La foule tempêtait. « Libérez nos camarades ! », « Assassins de la Police ! », « Que vive la démocratie ! » « Vive la Catalogne libre et autonome ! ». En réponse les coups de la police fondaient sur les premières lignes comme le flux d’une marée sur des promeneurs imprudents et Pablo fut violemment frappé à la tempe. Une armée de bottes de cuir submergeait Pablo qui gisait à moitié inconscient sur le pavé. De l’autre côté, son père, pacifiste de confession, fut saisi par une rage instinctive et plongea dans le cordon de boucliers, de casques et de matraques qui l’engloutit aussitôt.
Puis le calme revint sur la place Catalunya bercée par le chant lointain des sirènes qui cognaient contre les tympans de Pablo et de son père. Le fils gisait sur un brancard et endurait les douleurs et les cris de l’ambulance. Le père, éloigné de son fils et s’éloignant de la liberté, agglutiné dans un fourgon à la frange la plus radicale de la manifestation à laquelle il n’avait participé que par le hasard d’une promenade malencontreuse, se dirigeait tout droit vers le commissariat. Accablante, la déposition à son encontre le mena directement devant le tribunal correctionnel.
— Violences et outrage à agent.
« Que le prévenu se lève et entende les faits qui lui sont reprochés dans le rapport de police que je cite à l’instant :
« Violence inouïe à l’endroit des représentants des forces de l’ordre. L’individu s’est jeté sur le cordon de sécurité et a assené de violents coups à l’officier Carlos MontevaGonzalès. L’agent susmentionné souffre d’une commotion au thorax. »
« Agression caractérisée sur agent dépositaire de l’autorité publique. Votre dossier, Mr Juan Befaràs, ne plaide pas en votre faveur », dit le juge avant que le Procureur de la République ne renchérît :
« L’attitude violente de Mr Juan Befaràs à l’endroit des représentants des gardiens de la paix ne mérite autre chose qu’une condamnation exemplaire. Au regard des faits incontestables qui lui sont reprochés et des douze jours d’incapacité de travail de l’agent Carlos MontevaGonzalès, une simple admonestation ne suffit pas. Le prévenu doit répondre de ses actes et de ce fait je requiers une peine d’emprisonnement de trois ans avec prise d’effet immédiate. »
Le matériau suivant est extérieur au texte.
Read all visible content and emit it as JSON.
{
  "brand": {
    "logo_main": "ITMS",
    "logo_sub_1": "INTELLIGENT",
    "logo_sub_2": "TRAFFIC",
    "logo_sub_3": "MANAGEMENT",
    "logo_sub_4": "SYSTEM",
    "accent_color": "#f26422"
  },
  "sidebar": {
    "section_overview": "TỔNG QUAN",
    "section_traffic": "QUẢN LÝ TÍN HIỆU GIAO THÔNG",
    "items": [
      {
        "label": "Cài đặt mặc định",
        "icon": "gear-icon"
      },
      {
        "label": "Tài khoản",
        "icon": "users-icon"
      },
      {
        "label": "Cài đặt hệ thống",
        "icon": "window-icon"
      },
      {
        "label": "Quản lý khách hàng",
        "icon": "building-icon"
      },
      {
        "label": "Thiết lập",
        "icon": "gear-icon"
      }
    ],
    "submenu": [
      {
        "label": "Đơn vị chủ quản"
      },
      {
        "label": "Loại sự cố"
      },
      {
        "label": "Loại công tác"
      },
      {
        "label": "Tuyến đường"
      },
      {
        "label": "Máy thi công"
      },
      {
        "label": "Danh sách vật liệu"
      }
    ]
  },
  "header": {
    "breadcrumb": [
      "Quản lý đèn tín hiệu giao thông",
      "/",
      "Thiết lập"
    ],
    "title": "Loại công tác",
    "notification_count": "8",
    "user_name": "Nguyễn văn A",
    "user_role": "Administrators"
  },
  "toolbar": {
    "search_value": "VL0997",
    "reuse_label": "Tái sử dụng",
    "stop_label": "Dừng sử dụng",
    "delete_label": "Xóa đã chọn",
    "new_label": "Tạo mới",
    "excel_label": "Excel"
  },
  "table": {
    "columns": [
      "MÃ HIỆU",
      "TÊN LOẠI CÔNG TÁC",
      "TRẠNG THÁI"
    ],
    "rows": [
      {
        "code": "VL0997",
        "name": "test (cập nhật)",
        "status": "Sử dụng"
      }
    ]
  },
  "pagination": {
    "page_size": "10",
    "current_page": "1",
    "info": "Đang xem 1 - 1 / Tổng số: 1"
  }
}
« La défense a-t-elle une objection à faire entendre ? » conclut le juge.
Le visage tuméfié du père de Pablo ne semblait émouvoir ni le procureur ni le juge. Et l’avocat commis d’office prit la défense de son client :
« Voyez, messieurs le juge et le procureur, cet homme dont le visage porte les stigmates de la violence de cette manifestation à laquelle il ne prenait part que par le fruit du hasard. Ce père de famille respectable, dont le passé, comme vous pouvez le constater et devez le prendre en compte dans votre délibération, ne présente aucun antécédent judiciaire. Ce père se promenait paisiblement et malencontreusement dans les rues d’une ville assiégée et tourmentée, quand il fut happé avec son fils — qui, soit dit en passant messieurs le Procureur et le Juge, git en ce moment même sur un lit d’hôpital, une affaire dont les premiers échos font état d’une bavure empreinte d’une violence inouïe et inappropriée de la part des officiers de police. En considération des éléments qui ajoutent au dossier, je réclame la libération immédiate et inconditionnelle de mon client, Monsieur Juan Befaràs. »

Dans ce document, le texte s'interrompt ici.